Perhaps due to this experience, he was cautioning his tenth grade son Nisamshu, who was carrying three volumes of Lord of the Rings, not quite like Indian detective novels but for his father, still the same. “You should spend more time with course books,” he tells his son.
“I think we’re going to have an opposite story now,” the teenager says. “Dad flunked in English because he read one too many Indian detective novels. I might flunk in Nepali, because of the English novels I read.”
Pokharel just smiles.

If you ask Pokharel to say one most interesting part of his teen years, his answer would be “dowdy clothes.”
“I grew up in a strict family. So, I had to wait for my family’s consent to wear the clothes that I wanted to wear,” says Pokharel who claims he wore fashionable clothes but just too late, when it was outdated.
“Usually, by the time I would have convinced my family to opt for the kind of fashion I was vouching for, it would be so outdated.

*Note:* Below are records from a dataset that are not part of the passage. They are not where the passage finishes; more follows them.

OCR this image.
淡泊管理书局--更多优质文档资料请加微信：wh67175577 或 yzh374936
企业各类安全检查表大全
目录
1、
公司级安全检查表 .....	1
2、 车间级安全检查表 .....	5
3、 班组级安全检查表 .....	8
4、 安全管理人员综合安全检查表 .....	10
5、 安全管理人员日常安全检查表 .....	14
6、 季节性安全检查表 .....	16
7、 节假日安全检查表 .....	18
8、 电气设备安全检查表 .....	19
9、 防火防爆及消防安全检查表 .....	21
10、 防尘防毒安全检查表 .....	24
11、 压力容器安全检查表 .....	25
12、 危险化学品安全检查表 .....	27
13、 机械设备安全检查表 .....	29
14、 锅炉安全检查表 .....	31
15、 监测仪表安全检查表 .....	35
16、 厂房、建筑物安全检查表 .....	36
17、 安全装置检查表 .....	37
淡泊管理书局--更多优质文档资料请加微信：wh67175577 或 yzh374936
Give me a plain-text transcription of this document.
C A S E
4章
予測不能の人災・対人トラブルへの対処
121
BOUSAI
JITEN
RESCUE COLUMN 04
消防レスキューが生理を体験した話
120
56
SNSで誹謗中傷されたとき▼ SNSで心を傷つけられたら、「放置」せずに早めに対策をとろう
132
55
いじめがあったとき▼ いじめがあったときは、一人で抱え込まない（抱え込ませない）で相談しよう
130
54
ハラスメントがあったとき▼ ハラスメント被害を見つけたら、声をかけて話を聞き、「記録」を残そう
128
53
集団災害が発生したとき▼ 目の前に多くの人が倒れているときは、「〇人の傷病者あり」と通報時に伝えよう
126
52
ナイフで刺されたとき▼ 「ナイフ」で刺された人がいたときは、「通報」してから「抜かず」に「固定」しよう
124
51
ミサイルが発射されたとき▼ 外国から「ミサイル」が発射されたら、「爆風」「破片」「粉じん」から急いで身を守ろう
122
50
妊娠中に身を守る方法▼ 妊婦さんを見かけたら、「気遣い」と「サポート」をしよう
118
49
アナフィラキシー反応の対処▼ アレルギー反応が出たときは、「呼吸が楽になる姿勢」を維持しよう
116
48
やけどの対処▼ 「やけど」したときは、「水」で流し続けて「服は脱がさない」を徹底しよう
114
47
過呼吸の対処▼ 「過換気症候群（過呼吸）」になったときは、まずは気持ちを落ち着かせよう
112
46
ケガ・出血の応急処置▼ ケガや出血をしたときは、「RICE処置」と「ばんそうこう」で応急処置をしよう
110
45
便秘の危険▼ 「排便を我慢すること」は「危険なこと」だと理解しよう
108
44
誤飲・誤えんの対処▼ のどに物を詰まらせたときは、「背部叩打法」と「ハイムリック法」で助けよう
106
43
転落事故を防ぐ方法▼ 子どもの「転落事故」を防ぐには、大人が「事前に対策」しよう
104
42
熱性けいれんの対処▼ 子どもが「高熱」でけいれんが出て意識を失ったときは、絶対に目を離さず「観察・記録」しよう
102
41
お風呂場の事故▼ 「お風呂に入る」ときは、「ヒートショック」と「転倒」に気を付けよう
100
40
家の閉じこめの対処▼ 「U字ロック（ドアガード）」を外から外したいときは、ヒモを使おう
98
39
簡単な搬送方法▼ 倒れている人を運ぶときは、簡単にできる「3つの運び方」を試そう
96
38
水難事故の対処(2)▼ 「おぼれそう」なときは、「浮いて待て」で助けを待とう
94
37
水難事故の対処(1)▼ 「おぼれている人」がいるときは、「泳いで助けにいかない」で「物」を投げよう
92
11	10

But I would still be fascinated by them and so would still wear them.”
Pokharel lost his mother when he was still a toddler. Since he didn’t have any sisters, he felt very difficult communicating with girls, especially during his teens. “I was so shy; I was always running away from them. I had a great difficulty approaching them,” he says.
He did not say if his son has the same problems like he had with his family’s restriction to wear the latest clothes and his shyness with girls. Neither did his son.